Se informaron efectos protectores de alrededor del 95% y ambas vacunas fueron aprobadas ya en diciembre de 2020.
La impresionante flexibilidad y velocidad con la que se pueden desarrollar vacunas de ARNm allanan el camino para utilizar la nueva plataforma también para vacunas contra otras enfermedades infecciosas. En el futuro, la tecnología también podrá utilizarse para administrar proteínas terapéuticas y tratar algunos tipos de cáncer.
También se introdujeron rápidamente otras vacunas contra el SARS-CoV-2, basadas en diferentes metodologías, y en conjunto se han administrado más de 13 mil millones de dosis de vacuna contra la COVID-19 en todo el mundo.

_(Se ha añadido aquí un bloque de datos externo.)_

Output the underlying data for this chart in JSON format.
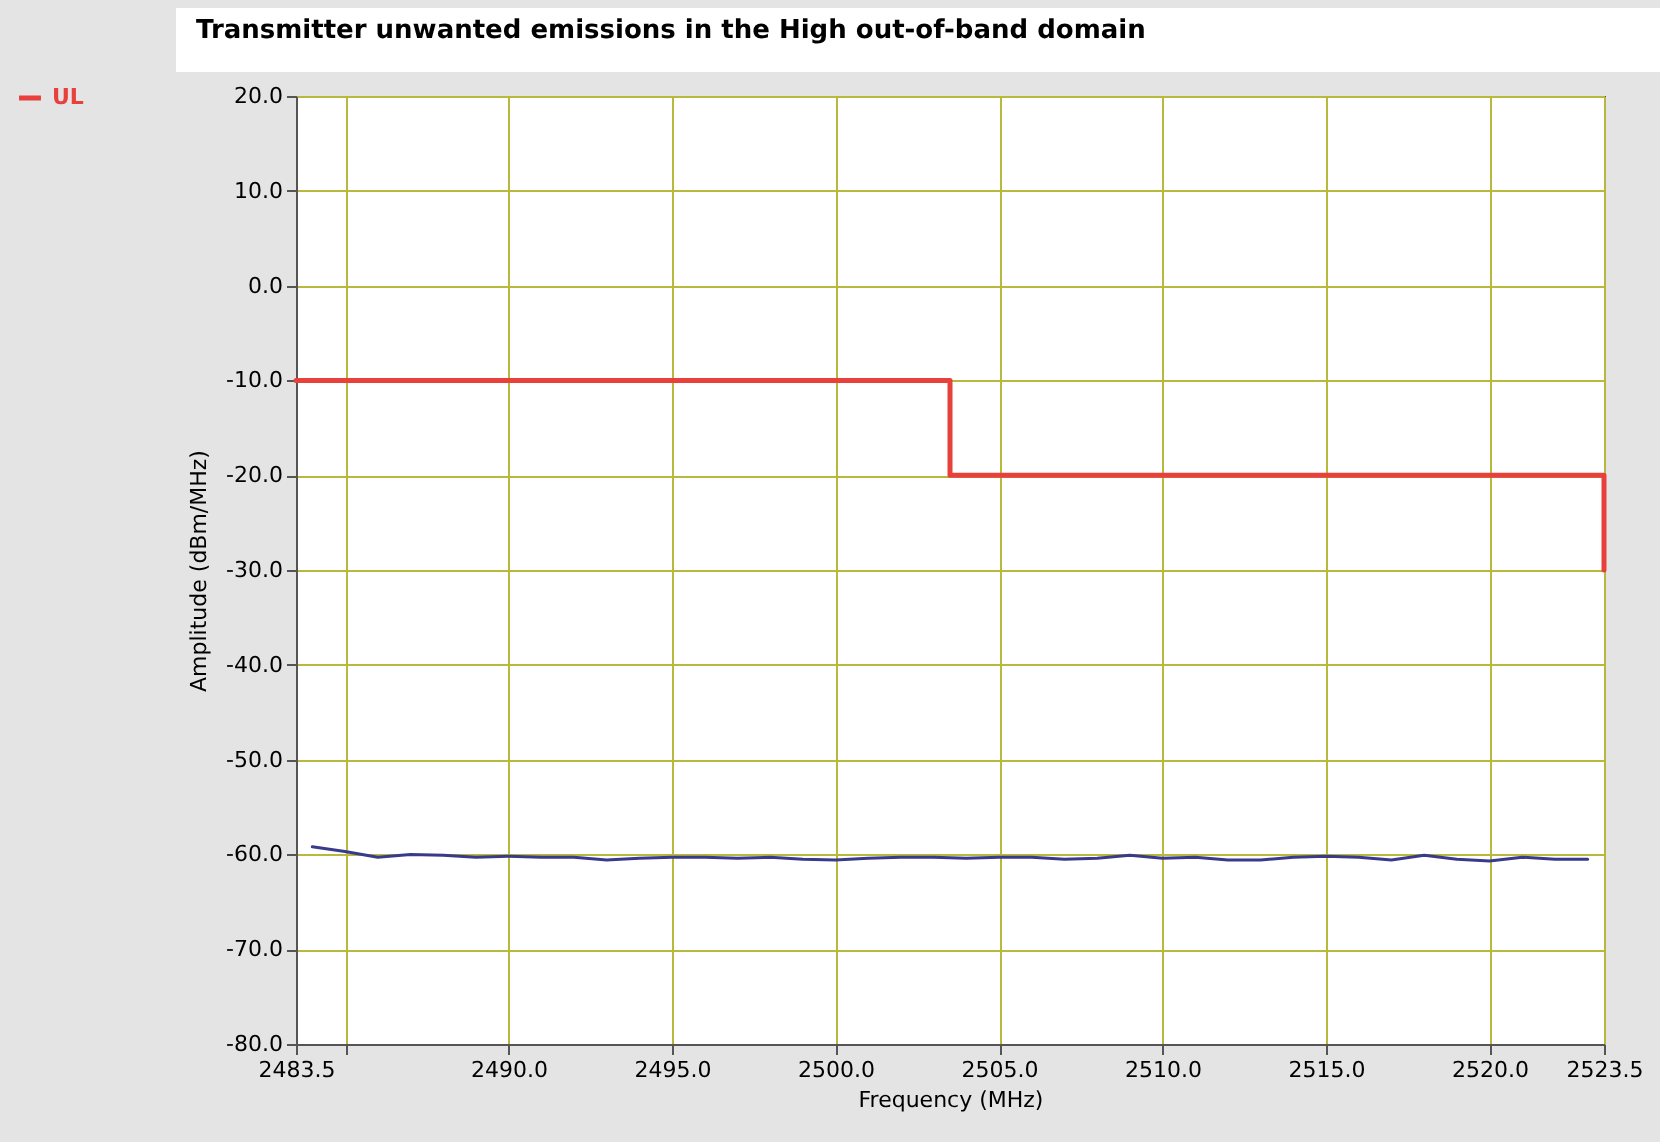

Las vacunas han salvado millones de vidas y han evitado enfermedades graves en muchas más, permitiendo a las sociedades abrirse y volver a sus condiciones normales.
Referencias
Fuente: The Nobel Prize The Nobel Prize announcements
Karikó, K., Buckstein, M., Ni, H. y Weissman, D. Supresión del reconocimiento de ARN por receptores tipo Toll: el impacto de la modificación de nucleósidos y el origen evolutivo del ARN. Inmunidad 23 , 165-175 (2005).
Karikó, K., Muramatsu, H., Welsh, FA, Ludwig, J., Kato, H., Akira, S. y Weissman, D. La incorporación de pseudouridina en ARNm produce un vector no inmunogénico superior con mayor capacidad de traducción y estabilidad biológica. Mol Ther 16 , 1833–1840 (2008).
Anderson, BR, Muramatsu, H., Nallagatla, SR, Bevilacqua, PC, Sansing, LH, Weissman, D. y Karikó, K. La incorporación de pseudouridina en el ARNm mejora la traducción al disminuir la activación de PKR. Ácidos nucleicos Res . 38 , 5884–5892 (2010).